Decided to get a pellet stove and want to save money? Used pellet stoves can offer great value. Usually, the price will be less than half that of a brand new unit and you may get some extras thrown in that you would otherwise have to buy to complete the installation
Another advantage of buying a used pellet stove is that if you buy privately, you won't have to pay sales tax or Value Added Tax. If you go to a dealer for a second hand pellet stove, you may have to pay some sales tax, but because of the reduced price, it won't be nearly as much as on a new stove, although on the other hand a dealer might offer a warranty on a used stove.
People sell pellet stoves not because the stove itself is faulty, (although this is possible - more on this later), but because they can't be fussed with the maintenance, loading the fuel, or because they're upgrading to a larger capacity unit.
If the seller wants to dispose of the pellet stove because they can't handle the maintenance or refilling the hopper, the chances are that you will get a whole lot more than just the stove because they will want everything out of the way.
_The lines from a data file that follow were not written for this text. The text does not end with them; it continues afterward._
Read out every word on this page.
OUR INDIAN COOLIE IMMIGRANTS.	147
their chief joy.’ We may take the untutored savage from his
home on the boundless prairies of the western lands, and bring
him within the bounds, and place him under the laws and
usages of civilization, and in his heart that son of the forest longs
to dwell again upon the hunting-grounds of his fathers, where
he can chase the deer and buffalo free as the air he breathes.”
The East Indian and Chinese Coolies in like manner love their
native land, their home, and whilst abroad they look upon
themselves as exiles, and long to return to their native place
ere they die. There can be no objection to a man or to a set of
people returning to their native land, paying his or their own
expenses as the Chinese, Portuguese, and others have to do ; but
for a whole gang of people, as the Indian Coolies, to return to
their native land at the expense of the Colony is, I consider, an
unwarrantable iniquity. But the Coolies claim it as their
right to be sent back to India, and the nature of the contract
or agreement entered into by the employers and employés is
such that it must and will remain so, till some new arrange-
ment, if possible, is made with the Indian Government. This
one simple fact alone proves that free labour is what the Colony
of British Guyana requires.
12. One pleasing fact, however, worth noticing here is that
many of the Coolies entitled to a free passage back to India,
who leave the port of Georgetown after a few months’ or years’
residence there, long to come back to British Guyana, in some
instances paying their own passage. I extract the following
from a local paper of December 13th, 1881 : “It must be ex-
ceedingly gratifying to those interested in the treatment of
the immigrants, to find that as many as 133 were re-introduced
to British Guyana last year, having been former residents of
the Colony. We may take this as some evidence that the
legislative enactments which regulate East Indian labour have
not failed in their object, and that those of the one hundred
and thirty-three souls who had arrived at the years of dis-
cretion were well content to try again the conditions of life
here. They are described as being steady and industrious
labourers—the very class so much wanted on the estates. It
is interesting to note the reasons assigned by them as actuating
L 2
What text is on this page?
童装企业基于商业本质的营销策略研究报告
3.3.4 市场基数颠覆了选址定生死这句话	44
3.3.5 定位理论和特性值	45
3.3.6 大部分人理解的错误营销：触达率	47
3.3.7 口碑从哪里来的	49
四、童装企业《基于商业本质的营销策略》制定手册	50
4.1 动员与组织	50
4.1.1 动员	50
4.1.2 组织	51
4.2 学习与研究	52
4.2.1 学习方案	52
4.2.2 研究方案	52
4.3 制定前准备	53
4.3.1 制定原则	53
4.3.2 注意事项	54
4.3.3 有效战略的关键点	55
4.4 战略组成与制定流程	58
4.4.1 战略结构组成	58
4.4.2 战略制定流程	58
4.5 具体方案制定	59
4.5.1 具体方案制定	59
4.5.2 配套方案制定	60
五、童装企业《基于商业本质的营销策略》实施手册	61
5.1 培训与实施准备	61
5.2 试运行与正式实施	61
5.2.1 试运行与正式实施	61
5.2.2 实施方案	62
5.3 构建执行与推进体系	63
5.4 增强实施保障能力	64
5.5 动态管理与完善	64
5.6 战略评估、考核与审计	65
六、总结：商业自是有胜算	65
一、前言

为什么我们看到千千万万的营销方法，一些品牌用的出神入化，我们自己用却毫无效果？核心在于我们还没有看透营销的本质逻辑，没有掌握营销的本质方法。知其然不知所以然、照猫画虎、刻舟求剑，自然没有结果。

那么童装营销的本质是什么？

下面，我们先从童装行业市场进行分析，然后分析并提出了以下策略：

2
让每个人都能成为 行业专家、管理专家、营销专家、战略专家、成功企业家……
Most importantly, the stove pipe or vent, (Type UL and already with fitments for the stove), will normally be included.
There could also be a store of unused, and now unwanted wood pellets taking up space that need to be re-homed. The hearth pad that the stove sits on could be available and, if you're really lucky, an ash vacuum cleaner and vent brushes.
But hold on there! before you go to see the stove there's something to check out. Get the make and actual model name or number from the seller and go online to the manufacturer's website. The probability is that a link is on these pages and the easy way to get there is to use the search button in the navigation bar.On the manufacturer's website, download the manual and have a look through it. If a manual isn't available, that might indicate future problems. Perhaps the seller has one in hard copy. While you're there, check out the parts situation for the stove, particularly the availability of auger motors, fan motors, igniters, circuit board and glass
The other things you can do online are go to Hearth.com's search page and type in the manufacturer and model of the stove. This will bring up any forum discussions and reviews for that stove. You could also do a search for the stove in these pages.
Used pellet stoves, being mechanical devices, can develop faults. Ideally, you will be able to go and view the stove when it's working. If possible, arrange to go to see the it when the stove is cold and watch the start up procedure. When lit, look for a clean, crisp flame. You might like to give our "Pellet Stove Problems" page a read before you go.
Listen for noises that sound abnormal such as clanking, squeaking, rattling or vibration and try to identify the source.
If the stove has already been uninstalled, there are still some things you can check. Look at the condition of the glass, if it is dirty, the stove probably suffers from lack of cleaning or perhaps it hasn't been burning well.
Have a look at the condition of the burn pot. These do wear out / burn out in time. If the holes are blocked with scale or clinkers, that could explain the dirty glass.
Ask to plug the stove in outside, then go through the start up with a handful of pellets in the burn pot. Looking through the hopper lid, you should see the auger turn. The igniter should light the pellets and the combustion fan should start up. A handful of pellets may not be enough to start the convection fan.
Online local classified ads can be found at Craigs List or Gumtree. Local areas usually have their own favourites which may be neither of the above. Ebay is not so good for large items that need to be viewed before buying, but is worth a look in case something local to you should crop up. It's best to do a general search for 'pellet stoves'. The more extra words you put in, the fewer the results that will come up.
The glass is at its most vulnerable when moving the stove so either take the door off, or pad the viewing window including a strong piece of plywood to avoid expensive accidents.
Pellet stoves are heavy. The best option is to use a pick-up, then there's no roof to get in the way of handling it, but you're still going to need a way of getting it on and off. Go down to your local hire centre and borrow an automobile engine hoist. These are on wheels so can be used to move the stove around as well if you drop the stove down onto its frame. It's a help, though, to have a trolley such as the ones pianos are moved on.
Inside the home, a bunch of strong willing arms helps a lot. To avoid back troubles, rope a beam of wood to the top of the stove. This will allow the lifters to stay upright and clear of sharp metal edges.
See the 'Installation' section in these pages. If you bought the stove locally, chances are that the same installation configuration previously used will be fine, but that may not suit your home so do check your local building codes to see what will be accepted and if you need a permit.
If you don't feel happy about installing the stove yourself, get a local installer to do it. They will already know about local building codes.